My pain story began during my third year of physical therapy school. I was working at a clinical rotation under an instructor named Ted. I called him a wizard.

The second week into the 12 week experience, I watched from the window of the PT clinic, a lady struggling to get out of a cab parked out front. She shuffled her way into a wheelchair, and rolled herself into the clinic. She told us that she didn't know why she was there. She talked about her constant pain, her atrophied muscles, and the fact that she hadn't walked in years. She felt alone and unsupported. She made it very clear that she didn't think we'd be able to do anything for her, as nothing she's ever tried has helped in the past.

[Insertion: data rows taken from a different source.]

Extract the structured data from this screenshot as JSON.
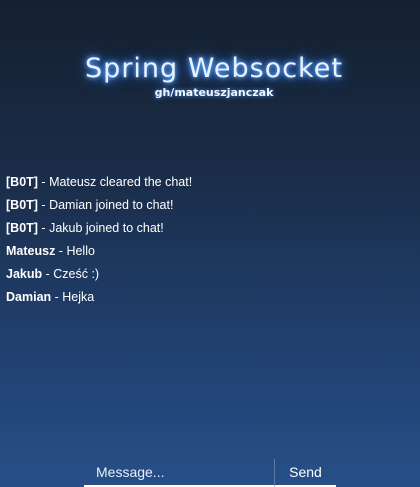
{
  "header": {
    "title": "Spring Websocket",
    "subtitle": "gh/mateuszjanczak"
  },
  "messages": [
    {
      "author": "[B0T]",
      "separator": " - ",
      "text": "Mateusz cleared the chat!"
    },
    {
      "author": "[B0T]",
      "separator": " - ",
      "text": "Damian joined to chat!"
    },
    {
      "author": "[B0T]",
      "separator": " - ",
      "text": "Jakub joined to chat!"
    },
    {
      "author": "Mateusz",
      "separator": " - ",
      "text": "Hello"
    },
    {
      "author": "Jakub",
      "separator": " - ",
      "text": "Cześć :)"
    },
    {
      "author": "Damian",
      "separator": " - ",
      "text": "Hejka"
    }
  ],
  "composer": {
    "placeholder": "Message...",
    "value": "",
    "send_label": "Send"
  }
}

I watched, as Ted listened. He was calm, understanding, validating, and supportive. He gained her trust pretty quickly. That in itself was an achievement in my eyes. He began asking her questions about her pain, her past, her goals, and then asked maybe the most important one... "Would it be ok with you if I taught you a bit about pain science?" She agreed, though was hesitant. I was intrigued. Ted spoke with her for an hour about how the brain works, how we perceive danger, how the body responds, etc. I was amazed. This was information I had never heard before. Closing out a $180,000 doctorate degree, and this was all new to me. It was astounding. How? Why?

As her scheduled time was ending, Ted asked the lady to lift her leg off the bed where she was sitting. Up went the leg. Her eyes swelled and tears ran down her cheeks. A smile lit up her face. This was a movement she hadn't been able to do in years. Not to mention, she did it pain free. The lady eagerly asked for homework and stated her willingness to do whatever needed to be done to continue care. Ted gave her some materials to read, along with a few very simple exercises, and told her to come back in a week with questions. She sat back in the wheelchair, made her next appointment, and headed to the cab.

One week later, I stood at the window as the cab pulled to the curb. I watched the lady climb out of the car and WALK to the door. She made a B-line for Ted, and gave him the most gracious hug I've ever seen. I could not believe my eyes. I could not believe that ONE treatment (that consisted of talking), with a weeks worth of studying and practicing, was able to change this person's life SO significantly.

From that moment, my life had changed too. This is the type of person that I want to have an impact on. And this is how I want to do it.